Raivo Laanemets - Parsing Markdown in Prolog

Parsing Markdown in Prolog

On 2013-08-06

The last couple of days I have been working on a Markdown parser. I have been using Textile for a couple of years, and I have grown to hate that line breaks in my source become line breaks in HTML. I like to do manual text layout in my text files for better readability, but layout in HTML should be done automatically. I have thus switched over to Markdown and also wanted a Markdown parser to be integrated with this blog.

I could not find any Markdown parser already written in Prolog. Then I decided to write my own parser. The basic Markdown format does not look complex, but there is no formal grammar. Many existing Markdown parsers use nest of regexes, some are based on parser generators (see the StackOverflow question). Another interesting source of information were articles in these series. As with many parsers, I also decided to split parsing into two phases: block level and span level. Block level parser recognizes structures such as blockquotes, lists, headings, code blocks and paragraphs. Span level parser deals with inline elements such as strong and emphasis formatting and links.

Parsing in Prolog

The main parsing tool in Prolog are DCG rules. For example, here is a rule for parsing a blockquote:

blockquote(blockquote(Opt)) -->
    "> ", any(Text), ((ln, white, ln) ; at_end), !,
    { phrase(strip_bq(Stripped), Text, "") }, !,
    { phrase(blocks(Quote), Stripped, "") },
    { element_opt(Quote, Opt) }.

The rule tries to match a text block starting with a token "> " and ending with either an empty line (ln, white, ln) or a stream end (at_end). The rule any(Text) lazily matches as much input as needed (for the end condition to match). It has basic definition:

any([]) --> [].
any([C|Cs]) --> [C], any(Cs).

Anything between {} in DCG rules are ordinary Prolog predicate calls. In the blockquote parsing rule, the call phrase(strip_bq(Stripped), Text, "") (which is also done with the help of DCG rules) removes possible blockquote tokens ("> ") from the block and phrase(blocks(Quote), Stripped, "") invokes the Markdown parser recursively as the blockquote can contain nested Markdown. While it would be possible to parse whole nested block in one pass I decided not to do so as one must keep around extensive context information about the current level of block elements. The last call element_opt(Quote, Opt) removes excessive paragraph (<p>) elements from the syntax tree.

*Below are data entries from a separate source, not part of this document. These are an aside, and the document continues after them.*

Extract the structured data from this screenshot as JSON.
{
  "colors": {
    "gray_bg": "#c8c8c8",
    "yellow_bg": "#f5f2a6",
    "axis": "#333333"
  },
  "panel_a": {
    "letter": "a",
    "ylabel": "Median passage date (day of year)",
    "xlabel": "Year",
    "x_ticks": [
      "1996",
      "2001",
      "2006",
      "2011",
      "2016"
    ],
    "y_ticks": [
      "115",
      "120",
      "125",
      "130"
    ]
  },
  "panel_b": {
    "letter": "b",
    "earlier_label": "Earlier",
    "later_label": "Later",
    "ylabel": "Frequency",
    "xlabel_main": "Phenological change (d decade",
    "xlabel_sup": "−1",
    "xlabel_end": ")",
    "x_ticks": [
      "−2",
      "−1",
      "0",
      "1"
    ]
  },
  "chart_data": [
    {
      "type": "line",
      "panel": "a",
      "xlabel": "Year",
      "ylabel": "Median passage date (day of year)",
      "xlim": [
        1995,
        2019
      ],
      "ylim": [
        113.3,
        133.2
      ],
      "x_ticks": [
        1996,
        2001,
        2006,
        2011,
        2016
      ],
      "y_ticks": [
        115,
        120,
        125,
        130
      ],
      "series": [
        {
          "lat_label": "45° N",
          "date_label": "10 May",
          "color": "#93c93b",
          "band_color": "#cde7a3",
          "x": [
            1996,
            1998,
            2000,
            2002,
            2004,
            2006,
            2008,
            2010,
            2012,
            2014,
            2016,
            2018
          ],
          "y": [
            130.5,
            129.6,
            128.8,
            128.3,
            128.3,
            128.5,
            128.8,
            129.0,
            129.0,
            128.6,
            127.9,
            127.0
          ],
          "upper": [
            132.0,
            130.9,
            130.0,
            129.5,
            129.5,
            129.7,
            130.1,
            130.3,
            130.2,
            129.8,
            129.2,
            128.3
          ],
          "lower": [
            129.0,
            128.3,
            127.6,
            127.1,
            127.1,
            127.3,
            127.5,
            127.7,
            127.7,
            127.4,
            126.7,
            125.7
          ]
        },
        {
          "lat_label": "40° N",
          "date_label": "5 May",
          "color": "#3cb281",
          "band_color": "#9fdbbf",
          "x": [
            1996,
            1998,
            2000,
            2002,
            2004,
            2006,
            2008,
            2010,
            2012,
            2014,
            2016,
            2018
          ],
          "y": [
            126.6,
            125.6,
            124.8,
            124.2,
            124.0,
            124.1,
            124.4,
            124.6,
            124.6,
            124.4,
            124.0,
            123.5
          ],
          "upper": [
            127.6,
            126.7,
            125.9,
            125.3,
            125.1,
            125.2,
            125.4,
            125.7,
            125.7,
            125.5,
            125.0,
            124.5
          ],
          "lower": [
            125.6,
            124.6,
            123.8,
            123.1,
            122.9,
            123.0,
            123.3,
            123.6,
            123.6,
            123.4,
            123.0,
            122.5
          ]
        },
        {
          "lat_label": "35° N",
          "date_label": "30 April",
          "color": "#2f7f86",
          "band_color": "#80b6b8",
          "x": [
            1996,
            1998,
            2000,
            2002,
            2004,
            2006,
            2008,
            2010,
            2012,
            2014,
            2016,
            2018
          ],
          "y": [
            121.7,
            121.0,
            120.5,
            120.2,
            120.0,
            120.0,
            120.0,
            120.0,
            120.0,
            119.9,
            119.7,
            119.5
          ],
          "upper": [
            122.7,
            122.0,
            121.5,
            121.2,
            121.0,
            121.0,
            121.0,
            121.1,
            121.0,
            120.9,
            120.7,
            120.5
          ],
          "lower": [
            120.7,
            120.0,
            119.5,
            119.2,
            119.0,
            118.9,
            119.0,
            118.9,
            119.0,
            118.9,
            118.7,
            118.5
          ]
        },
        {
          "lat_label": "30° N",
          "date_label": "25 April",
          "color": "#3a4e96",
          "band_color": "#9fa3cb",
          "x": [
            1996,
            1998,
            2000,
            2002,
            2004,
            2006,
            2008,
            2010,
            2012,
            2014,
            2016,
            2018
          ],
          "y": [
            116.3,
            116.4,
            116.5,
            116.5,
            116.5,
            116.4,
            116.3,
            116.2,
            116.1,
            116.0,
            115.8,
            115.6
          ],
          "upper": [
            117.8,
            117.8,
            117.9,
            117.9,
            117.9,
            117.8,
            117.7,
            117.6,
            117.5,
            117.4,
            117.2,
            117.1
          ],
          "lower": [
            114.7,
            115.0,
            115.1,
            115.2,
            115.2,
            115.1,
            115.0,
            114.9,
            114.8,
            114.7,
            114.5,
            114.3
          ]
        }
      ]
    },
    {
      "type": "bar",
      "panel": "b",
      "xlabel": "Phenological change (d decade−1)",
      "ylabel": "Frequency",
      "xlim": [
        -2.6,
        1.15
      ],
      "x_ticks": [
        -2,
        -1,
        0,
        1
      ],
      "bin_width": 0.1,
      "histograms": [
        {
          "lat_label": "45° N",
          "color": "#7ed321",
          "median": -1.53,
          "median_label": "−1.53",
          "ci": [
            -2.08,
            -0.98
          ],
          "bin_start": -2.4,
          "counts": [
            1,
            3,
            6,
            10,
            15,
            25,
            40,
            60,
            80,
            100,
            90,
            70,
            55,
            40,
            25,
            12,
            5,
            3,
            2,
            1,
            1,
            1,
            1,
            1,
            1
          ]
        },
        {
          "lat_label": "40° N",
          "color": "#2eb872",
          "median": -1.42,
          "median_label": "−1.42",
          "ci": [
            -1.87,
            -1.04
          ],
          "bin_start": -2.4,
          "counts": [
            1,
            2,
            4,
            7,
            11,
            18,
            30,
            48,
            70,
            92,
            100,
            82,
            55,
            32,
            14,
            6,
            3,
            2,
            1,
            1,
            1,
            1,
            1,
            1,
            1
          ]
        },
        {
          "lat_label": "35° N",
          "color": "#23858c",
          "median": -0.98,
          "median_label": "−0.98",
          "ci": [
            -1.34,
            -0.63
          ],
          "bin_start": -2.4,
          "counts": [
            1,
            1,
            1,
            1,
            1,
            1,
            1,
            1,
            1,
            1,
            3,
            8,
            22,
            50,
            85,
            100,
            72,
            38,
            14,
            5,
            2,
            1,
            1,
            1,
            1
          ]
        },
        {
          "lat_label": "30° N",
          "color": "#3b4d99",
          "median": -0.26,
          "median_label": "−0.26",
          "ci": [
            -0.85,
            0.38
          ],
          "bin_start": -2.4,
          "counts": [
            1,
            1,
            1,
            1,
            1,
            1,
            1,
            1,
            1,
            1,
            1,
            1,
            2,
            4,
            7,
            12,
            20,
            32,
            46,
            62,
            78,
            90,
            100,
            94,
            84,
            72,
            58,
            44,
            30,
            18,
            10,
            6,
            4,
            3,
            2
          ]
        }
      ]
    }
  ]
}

The span-level parser is written in the similar way. It is invoked at the lowest block-level elements, which are paragraphs.

Syntax tree

The output tree of the parser is for direct usage with SWI-Prolog's html//1. It takes away the pain from emitting HTML, but unfortunately limits compatibility with other Prolog implementations. At first, I used my own specification for the tree, but later figured out it takes a lot less code to directly output a suitable tree for the html//1 predicate than convert my tree into it.

Supported Markdown features

Not all features listed in the specification are implemented. Ordered lists are not supported yet (but I'm working on it). The line break rule with two spaces at the end to insert a <br> is also not working yet. I do not like this rule, as some text editors remove excessive space (which they think are unnecessary) from line ends.

I would like to implement GitHub-styled code blocks and maybe less-strict rules for indentation. Currently, I have stuck to 4 spaces or tab indentation rule.

What is implemented so far is covered by unit tests. There are currently 75 test cases. Almost all of them test single features. It means that combination of some elements might lead to unexpected results.

Parser package

I attempted to package the code for the parser in the new package (pack) format for SWI-Prolog. I have not yet submitted the package as my documentation is incomplete yet. The source code can be downloaded from GitHub. I will soon provide means for downloading the package over the net.